You know how in every group there are cool kids and losers? Well, in forex trading the situation is not really that different.
That means that their liquidity in nowhere near the liquidity of the popular kids couples.
It is actually quite the same – there are popular currency couples like EUR/USD and USD/CAD and there are couples that are not really that popular like AUD/CHF, CAD/CHF and GDP/JPY. These are the couple which have gained the name of obscure crosses.
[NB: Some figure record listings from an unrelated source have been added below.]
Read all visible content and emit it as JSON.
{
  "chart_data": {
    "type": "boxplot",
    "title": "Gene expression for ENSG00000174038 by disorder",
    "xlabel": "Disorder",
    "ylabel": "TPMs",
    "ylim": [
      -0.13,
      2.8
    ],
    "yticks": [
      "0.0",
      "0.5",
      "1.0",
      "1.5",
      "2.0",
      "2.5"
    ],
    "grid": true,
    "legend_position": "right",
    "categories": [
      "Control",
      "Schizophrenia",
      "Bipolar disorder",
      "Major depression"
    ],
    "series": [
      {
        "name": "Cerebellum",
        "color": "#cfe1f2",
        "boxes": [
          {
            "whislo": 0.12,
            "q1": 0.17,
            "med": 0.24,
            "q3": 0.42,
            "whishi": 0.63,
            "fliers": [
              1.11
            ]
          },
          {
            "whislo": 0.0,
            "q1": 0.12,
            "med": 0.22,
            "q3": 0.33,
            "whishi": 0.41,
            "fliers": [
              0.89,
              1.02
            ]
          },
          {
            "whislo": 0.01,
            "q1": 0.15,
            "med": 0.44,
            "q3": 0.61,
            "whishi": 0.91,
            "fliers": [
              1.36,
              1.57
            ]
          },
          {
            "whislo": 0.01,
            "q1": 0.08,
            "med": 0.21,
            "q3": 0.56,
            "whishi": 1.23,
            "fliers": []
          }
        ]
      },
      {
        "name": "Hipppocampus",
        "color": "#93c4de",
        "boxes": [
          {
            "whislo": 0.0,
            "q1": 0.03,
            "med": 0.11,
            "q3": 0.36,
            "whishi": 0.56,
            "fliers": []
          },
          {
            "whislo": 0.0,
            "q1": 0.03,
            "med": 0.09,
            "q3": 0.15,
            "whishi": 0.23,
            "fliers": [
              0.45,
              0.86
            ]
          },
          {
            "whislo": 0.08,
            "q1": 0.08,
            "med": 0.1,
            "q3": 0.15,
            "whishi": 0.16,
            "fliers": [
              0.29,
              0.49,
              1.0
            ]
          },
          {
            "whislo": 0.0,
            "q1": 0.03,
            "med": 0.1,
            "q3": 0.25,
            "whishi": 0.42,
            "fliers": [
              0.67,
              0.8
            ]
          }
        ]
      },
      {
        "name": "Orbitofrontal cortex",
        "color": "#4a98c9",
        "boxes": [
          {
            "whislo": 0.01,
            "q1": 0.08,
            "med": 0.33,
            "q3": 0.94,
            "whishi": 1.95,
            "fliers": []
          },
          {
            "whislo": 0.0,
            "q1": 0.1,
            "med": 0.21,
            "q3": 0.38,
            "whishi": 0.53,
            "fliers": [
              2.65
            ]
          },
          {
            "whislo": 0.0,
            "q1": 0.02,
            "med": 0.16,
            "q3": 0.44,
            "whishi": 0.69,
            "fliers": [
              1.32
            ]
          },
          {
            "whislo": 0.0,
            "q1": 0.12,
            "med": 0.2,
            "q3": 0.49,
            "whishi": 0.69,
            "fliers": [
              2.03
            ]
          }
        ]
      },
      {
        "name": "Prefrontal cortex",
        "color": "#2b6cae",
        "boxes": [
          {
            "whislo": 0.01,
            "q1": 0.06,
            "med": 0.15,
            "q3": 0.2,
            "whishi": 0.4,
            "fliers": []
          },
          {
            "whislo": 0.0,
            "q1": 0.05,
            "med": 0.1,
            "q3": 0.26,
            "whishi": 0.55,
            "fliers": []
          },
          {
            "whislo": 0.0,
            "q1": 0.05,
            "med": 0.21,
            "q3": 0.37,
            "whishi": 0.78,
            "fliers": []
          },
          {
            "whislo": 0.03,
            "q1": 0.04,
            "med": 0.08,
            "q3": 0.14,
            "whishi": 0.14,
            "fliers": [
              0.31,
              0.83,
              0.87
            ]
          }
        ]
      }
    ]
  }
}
Obscure crosses. Sounds quite mysterious to me. But in reality they are quite the enemy of us – traders. Once again – these are the couple that are traded but not as much as the popular couples. That means that their liquidity in nowhere near the liquidity of the popular kids couples.
Lower liquidity level means that there is much more volatility in the performance of the couple. And the less popular it is, the more volatile it is.
Do you see the spikes of the price of this NZD/CHF chart? And there is only one way that we can save ourselves from the volatility like that. It is outing much wider stops while trading couples like that.
Those who want to trade obscure crosses are to pay the price for their wish by these wide spreads. You kamikazes are also to be prepared for some wild performance as well as rapid swings. But in the end if you play your cards right you can always go out of the ring with a big win on your hands!
Doesn’t that sound cool? Maybe the cool kids are going to let you sit at their table in the cafeteria tomorrow!?